The Supplemental Nutrition Assistance Program (SNAP) is the largest nutrition assistance program in the nation and is a very important topic in community nutrition. With our rising obesity epidemic it seems that targeting policy and programs through the SNAP benefits program could be very beneficial at a large scale. The SNAP program serves around 46million Americans each year (1). There is also a correlation between low incomes and high obesity rates; therefore, working through the SNAP program to bring better nutrition to people across the nation could be very effective. What is the best way however? There have been many attempts by cities and states in the past couple years to restrict the foods that can be purchased with SNAP benefits. However, because the SNAP program is a federally-regulated policy, any state wishing to apply their own restrictions must apply for a waiver from the USDA, and as of now none have been approved (2). I have mixed feelings about the method of improving nutrition through SNAP policy. While I would love if those funds weren’t used to make poor nutritional choices, such as buying soda, I also want people to be able to make their own choices as adults. Shouldn’t the overall goal be that people understand how to make healthy nutrition choices on their own and then implement that knowledge? On the other hand, if your family needs the assistance of SNAP funds should you be allowed to use them to buy unhealthy empty calories instead of real sustenance for which those funds are intended? In any case, I think it is very important to include an extensive education program within any policy change. That way if restrictions are not imposed people would be given the tools to make better nutrition and other lifestyle choices and if restrictions were imposed people would know how to build healthy nutrition in their homes when they eventually get off of SNAP benefits. Without proper education behind any imposed restrictions I believe some people will go crazy buying the unhealthy foods they craved but couldn’t purchase before if they should get out of the program. I truly believe that the SNAP program could be a vessel of positive change in the nutrition status of many Americans.

There has already been a positive movement through the SNAP program the past couple years.

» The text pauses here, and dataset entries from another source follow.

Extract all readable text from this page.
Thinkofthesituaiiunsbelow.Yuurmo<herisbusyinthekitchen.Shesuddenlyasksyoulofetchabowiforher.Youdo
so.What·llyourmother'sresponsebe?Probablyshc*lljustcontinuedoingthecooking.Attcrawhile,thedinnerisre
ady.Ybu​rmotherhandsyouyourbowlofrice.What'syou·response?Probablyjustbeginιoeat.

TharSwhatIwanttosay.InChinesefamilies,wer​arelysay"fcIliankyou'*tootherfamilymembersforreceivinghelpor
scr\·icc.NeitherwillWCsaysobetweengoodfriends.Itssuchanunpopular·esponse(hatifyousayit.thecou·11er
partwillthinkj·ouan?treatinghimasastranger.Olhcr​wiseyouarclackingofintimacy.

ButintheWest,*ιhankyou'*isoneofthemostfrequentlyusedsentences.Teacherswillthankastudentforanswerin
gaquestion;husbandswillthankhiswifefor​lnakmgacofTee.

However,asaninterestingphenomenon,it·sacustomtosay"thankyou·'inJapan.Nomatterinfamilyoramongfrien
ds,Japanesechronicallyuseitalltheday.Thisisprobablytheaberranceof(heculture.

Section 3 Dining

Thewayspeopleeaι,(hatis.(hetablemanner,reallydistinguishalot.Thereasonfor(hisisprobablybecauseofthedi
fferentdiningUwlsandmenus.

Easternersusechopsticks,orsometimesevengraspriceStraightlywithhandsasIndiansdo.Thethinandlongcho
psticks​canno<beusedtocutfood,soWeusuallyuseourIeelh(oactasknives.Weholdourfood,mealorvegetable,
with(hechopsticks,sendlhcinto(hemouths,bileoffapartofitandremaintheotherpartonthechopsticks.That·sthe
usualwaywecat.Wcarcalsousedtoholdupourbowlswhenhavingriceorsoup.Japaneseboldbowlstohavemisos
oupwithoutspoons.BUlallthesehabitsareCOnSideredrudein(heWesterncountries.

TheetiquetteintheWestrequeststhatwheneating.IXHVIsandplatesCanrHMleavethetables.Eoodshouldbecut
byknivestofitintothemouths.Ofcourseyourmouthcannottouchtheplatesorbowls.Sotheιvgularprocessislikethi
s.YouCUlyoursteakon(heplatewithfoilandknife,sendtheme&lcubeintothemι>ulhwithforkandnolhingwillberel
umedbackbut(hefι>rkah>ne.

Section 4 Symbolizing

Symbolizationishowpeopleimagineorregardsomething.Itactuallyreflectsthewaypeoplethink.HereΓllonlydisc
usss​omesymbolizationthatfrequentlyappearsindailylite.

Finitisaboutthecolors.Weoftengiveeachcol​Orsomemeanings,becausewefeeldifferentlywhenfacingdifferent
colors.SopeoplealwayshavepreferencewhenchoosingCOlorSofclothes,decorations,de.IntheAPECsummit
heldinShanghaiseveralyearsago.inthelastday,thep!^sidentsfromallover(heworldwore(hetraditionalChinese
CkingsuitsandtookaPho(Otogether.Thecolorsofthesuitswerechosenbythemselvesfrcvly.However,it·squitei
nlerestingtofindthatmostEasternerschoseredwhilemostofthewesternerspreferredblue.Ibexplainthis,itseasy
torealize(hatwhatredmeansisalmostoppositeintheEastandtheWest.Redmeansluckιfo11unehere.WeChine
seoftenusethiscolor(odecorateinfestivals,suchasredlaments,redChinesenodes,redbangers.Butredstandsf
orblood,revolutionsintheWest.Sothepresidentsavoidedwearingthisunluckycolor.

The option of using SNAP benefits at farmers’ markets has increased dramatically. From 2008-2009 the total value of SNAP funds used at farmers’ markets doubled from $2million to $4million and currently there are over 1,150 farmers’ markets and stands accepting EBT cards (3). While the percentage of people using SNAP benefits at farmers’ markets is still relatively low, it is nevertheless a promising trend. Maybe increasing educational programs that target those receiving SNAP benefits about the importance of fresh fruit and vegetables in the diet and increasing knowledge of access to farmers’ markets accepting SNAP redemptions could help this trend along. I have great faith that we can make a positive impact on obesity rates of low income families through skillfully planned policy change and additional programs.






2 responses

  1. Interesting post Lacey, you clearly did your homework! The part that stood out most to me is the necessity to allow adults to make their own informed decisions. I completely agree that regulating *exactly* what people can and cannot purchase with SNAP is not feasible. The most we can hope for is to empower people to make healthy decisions through proper nutritional guidance.

  2. This is such a difficult issue to work through. Let people make their own choices or regulate their choices? Which one will help to solve the obesity/overweight/nutrition-related diseases first, fastest, and with the most sustainability?